Her head shot up, swiveling to find Bido’s grinning face. He winked at her, then returned to his stack of love letters without another word.


“I do have something I want,” he said once.

“What?” Karen had to ask. Their war had been so long ago, tapered off into a friendly rivalry so far back in the past that she’d forgotten what might have brought this on, and Bido had to remind her.

“I don’t have any ambition,” he confessed. “But I do have a wish.”

He never told her what it was. She wondered if she already knew.


She wondered why it never happened, some days. Days when she was bored, and had nothing else to occupy her mind with. Why not?

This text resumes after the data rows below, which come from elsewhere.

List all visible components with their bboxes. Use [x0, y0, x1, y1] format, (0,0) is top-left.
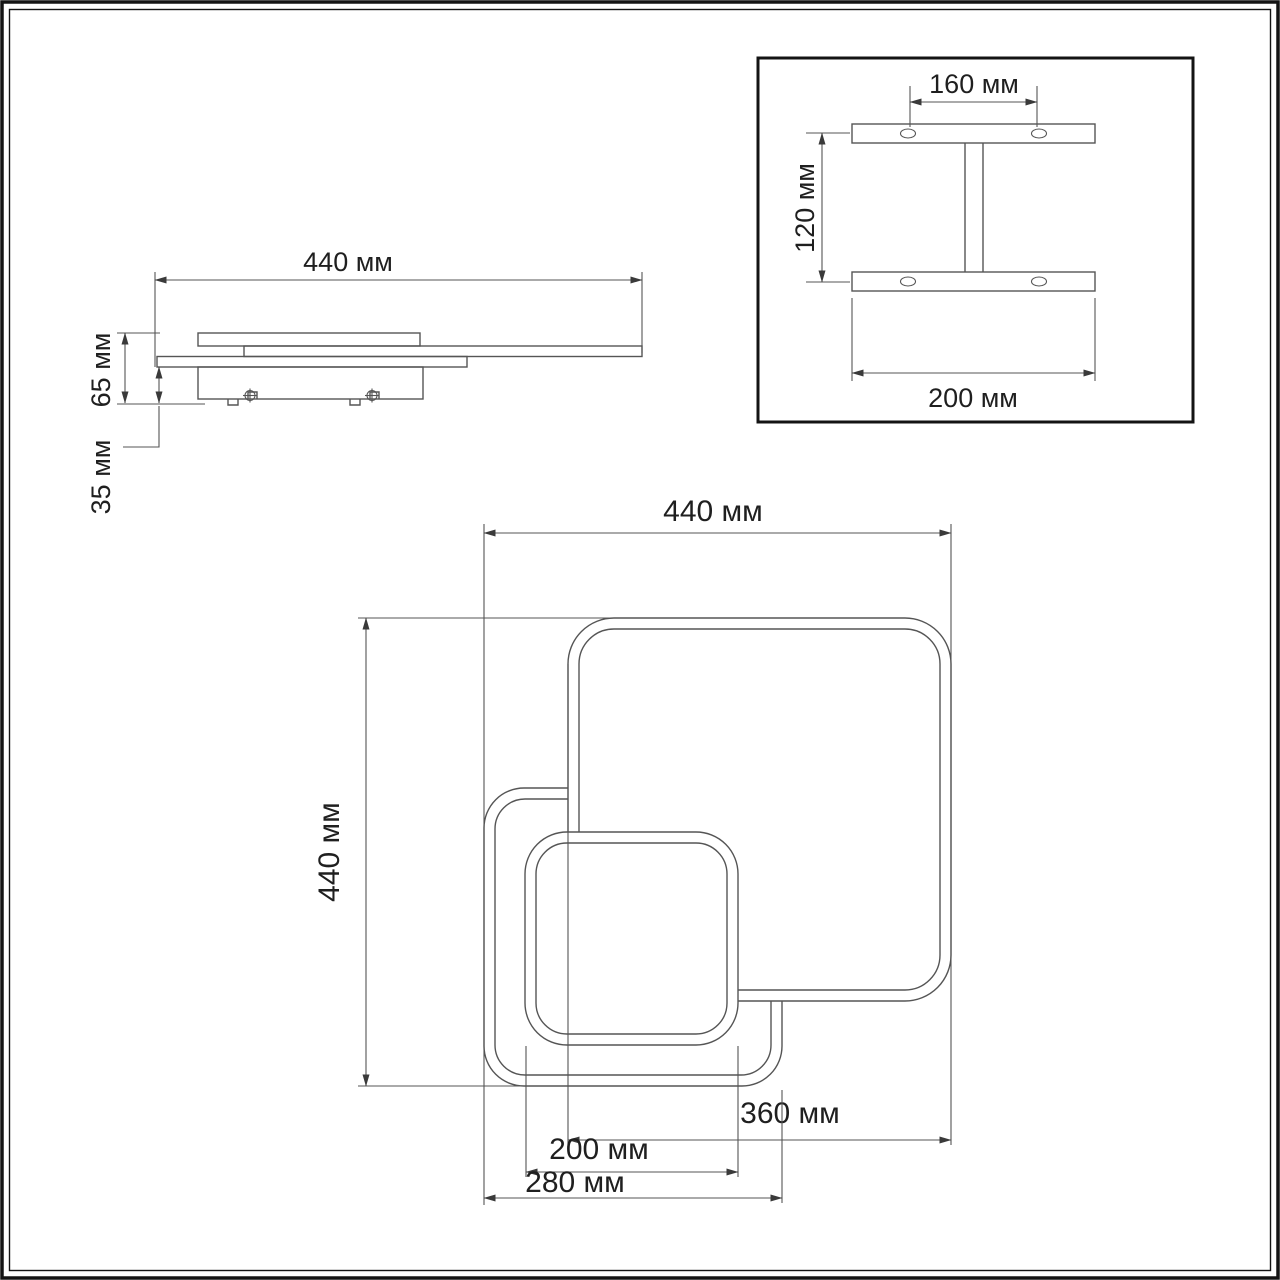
bracket-hole-spacing-label: 160 мм — [929, 69, 1019, 99]
dim-bracket-bar-spacing: 120 мм — [790, 133, 850, 282]
screw-symbol — [243, 389, 257, 403]
mount-hole — [1032, 277, 1047, 286]
lamp-dimension-drawing: 440 мм 65 мм 35 мм — [0, 0, 1280, 1280]
small-square-outline — [525, 832, 738, 1045]
technical-drawing-page: 440 мм 65 мм 35 мм — [0, 0, 1280, 1280]
plan-view-drawing: 440 мм 440 мм 360 мм 200 мм 280 мм — [313, 495, 951, 1205]
mount-clip-right — [350, 389, 379, 406]
side-small-frame-plate — [198, 333, 420, 346]
mounting-bracket-detail: 160 мм 120 мм 200 мм — [758, 58, 1193, 422]
side-large-frame-plate — [244, 346, 642, 357]
dim-side-height: 65 мм — [86, 333, 205, 408]
side-view-drawing: 440 мм 65 мм 35 мм — [86, 247, 642, 514]
bracket-bottom-bar — [852, 272, 1095, 291]
side-height-label: 65 мм — [86, 333, 116, 408]
detail-box-frame — [758, 58, 1193, 422]
plan-height-label: 440 мм — [313, 802, 346, 902]
mount-clip-left — [228, 389, 257, 406]
dim-side-width: 440 мм — [155, 247, 642, 367]
side-canopy-box — [198, 367, 423, 399]
small-square-label: 200 мм — [549, 1133, 649, 1166]
mount-hole — [901, 129, 916, 138]
medium-square-label: 280 мм — [525, 1166, 625, 1199]
mount-hole — [901, 277, 916, 286]
large-square-label: 360 мм — [740, 1097, 840, 1130]
side-mount-height-label: 35 мм — [86, 440, 116, 515]
bracket-top-bar — [852, 124, 1095, 143]
side-width-label: 440 мм — [303, 247, 393, 277]
bracket-bar-spacing-label: 120 мм — [790, 163, 820, 253]
mount-hole — [1032, 129, 1047, 138]
dim-bracket-bar-length: 200 мм — [852, 298, 1095, 413]
plan-width-label: 440 мм — [663, 495, 763, 528]
screw-symbol — [365, 389, 379, 403]
side-medium-frame-plate — [157, 357, 467, 368]
bracket-bar-length-label: 200 мм — [928, 383, 1018, 413]
dim-bracket-hole-spacing: 160 мм — [910, 69, 1037, 127]
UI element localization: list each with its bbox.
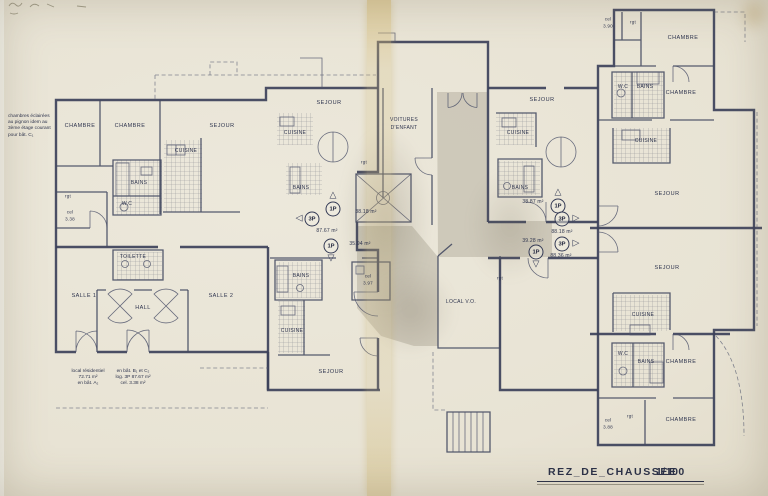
room-label-chambre: CHAMBRE [666,359,697,365]
room-label-chambre: CHAMBRE [666,417,697,423]
unit-type-badge: 3P [555,237,570,252]
margin-note-line: pour bât. C₁ [8,133,68,139]
unit-arrow-down-icon: ▽ [328,255,335,264]
room-label-cuisine: CUISINE [507,130,529,136]
unit-arrow-right-icon: ▷ [573,215,580,224]
cel-value: 3.38 [65,217,75,222]
cel-value: 3.97 [363,281,373,286]
cel-value: 3.90 [603,24,613,29]
unit-type-badge: 1P [326,202,341,217]
residential-note: local résidentiel 72.71 m² en bât. A₂ [71,369,104,388]
room-label-sejour: SEJOUR [209,123,234,129]
unit-area-label: 38.18 m² [355,209,376,215]
room-label-bains: BAINS [637,84,654,90]
residential-note-line: en bât. A₂ [71,381,104,387]
unit-area-label: 35.94 m² [349,241,370,247]
room-label-voitures: D'ENFANT [391,125,418,131]
unit-type-badge: 3P [555,212,570,227]
room-label-cuisine: CUISINE [175,148,197,154]
room-label-wc: W.C [618,351,628,357]
unit-arrow-down-icon: ▽ [533,261,540,270]
room-label-chambre: CHAMBRE [668,35,699,41]
title-underline-shadow [537,484,704,485]
unit-arrow-up-icon: △ [330,192,337,201]
variant-note: en bât. B₁ et C₂ log. 3P 87.67 m² cel. 3… [115,369,150,388]
title-underline [537,481,704,482]
room-label-hall: HALL [135,305,151,311]
room-label-sejour: SEJOUR [529,97,554,103]
room-label-voitures: VOITURES [390,117,418,123]
room-label-bains: BAINS [638,359,655,365]
cel-value: 3.88 [603,425,613,430]
room-label-rgt: rgt [65,194,71,199]
unit-arrow-right-icon: ▷ [573,240,580,249]
unit-type-badge: 1P [324,239,339,254]
room-label-sejour: SEJOUR [316,100,341,106]
plan-scale: 1/100 [656,466,685,478]
room-label-cuisine: CUISINE [284,130,306,136]
room-label-rgt: rgt [630,20,636,25]
room-label-salle1: SALLE 1 [72,293,97,299]
variant-note-line: cel. 3.38 m² [115,381,150,387]
room-label-cuisine: CUISINE [281,328,303,334]
room-label-sejour: SEJOUR [654,265,679,271]
room-label-bains: BAINS [512,185,529,191]
room-label-cuisine: CUISINE [632,312,654,318]
room-label-rgt: rgt [497,276,503,281]
unit-type-badge: 1P [529,245,544,260]
room-label-rgt: rgt [361,160,367,165]
scanned-floor-plan-sheet: CHAMBRE CHAMBRE SEJOUR CUISINE BAINS W.C… [0,0,768,496]
unit-area-label: 87.67 m² [316,228,337,234]
room-label-chambre: CHAMBRE [666,90,697,96]
room-label-sejour: SEJOUR [654,191,679,197]
room-label-sejour: SEJOUR [318,369,343,375]
room-label-chambre: CHAMBRE [65,123,96,129]
unit-area-label: 38.87 m² [522,199,543,205]
room-label-bains: BAINS [131,180,148,186]
room-label-local-vo: LOCAL V.O. [446,299,476,305]
room-label-bains: BAINS [293,273,310,279]
unit-arrow-left-icon: ◁ [296,215,303,224]
unit-area-label: 39.28 m² [522,238,543,244]
cel-label: cel [605,17,611,22]
cel-label: cel [67,210,73,215]
room-label-cuisine: CUISINE [635,138,657,144]
floor-plan-linework [0,0,768,496]
cel-label: cel [365,274,371,279]
room-label-wc: W.C [122,201,132,207]
room-label-rgt: rgt [627,414,633,419]
unit-type-badge: 3P [305,212,320,227]
margin-note: chambres éclairées au pignon idem au 3èm… [8,114,68,139]
room-label-toilette: TOILETTE [120,254,146,260]
room-label-bains: BAINS [293,185,310,191]
sheet-edge [0,0,4,496]
unit-arrow-up-icon: △ [555,189,562,198]
room-label-chambre: CHAMBRE [115,123,146,129]
pencil-marks [9,3,86,14]
unit-area-label: 88.36 m² [550,253,571,259]
unit-area-label: 88.18 m² [551,229,572,235]
cel-label: cel [605,418,611,423]
room-label-wc: W.C [618,84,628,90]
room-label-salle2: SALLE 2 [209,293,234,299]
small-stair [447,412,490,452]
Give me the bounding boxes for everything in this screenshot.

Indeed, why not? They were a good team. He was rich, she was rich. He made her laugh, she made him laugh, they had similar interests, he had a good lead in ballroom dance... In fact, every trait she’d ever required in her ideal man could be found in Bido. Moreover, Bido, being both Swedish and an ambassador’s son, would be more in a position to take her around the world to all the exotic places she’d dreamed of seeing.

Indeed, why not Bido? All it would take would be for one of them to ask...

In that case, why hadn’t Bido said anything? Wasn’t she good enough?

But Bido would never ask, even if there were anything of the sort going on. “The women of the world wouldn’t be able to handle it if I were tied down to one woman,” he would say with a flourish, but Karen suspected there was more to it than that.

So, she could ask. She could use Bido to up her status, get everything she’d ever wanted. They were friends, it’s not like it would be horrible to be together. They liked each other well enough, and ever since Seishiro became engaged to Yuri, the idea of possibly marrying someone from the club had crossed everyone’s minds. (Mostly Seishiro’s.) Was the idea so odd? Karen used people, Bido let others use him, therefore, it was the perfect relationship.


“To my beloved Bido-sama, Merry Christmas.” He kissed the envelope, smiling contentedly and wearing that bright pink scarf. She looked down at the diamond-studded necklace that had been given her. Who would have thought that this particular person could have such good taste?

Karen was a flirt. She used boys, to get attention, expensive gifts, and one day, marry a rich man and rise to the top of high society. Bido was a flirt. He gave himself to girls, made them feel special, and the receiving of gifts made him feel special, and that’s as far as his designs went.

And, knowing that, knowing everything else, she just couldn’t...well...

It would never have worked out anyway. Bido looked too good in a dress to be taken seriously as a man.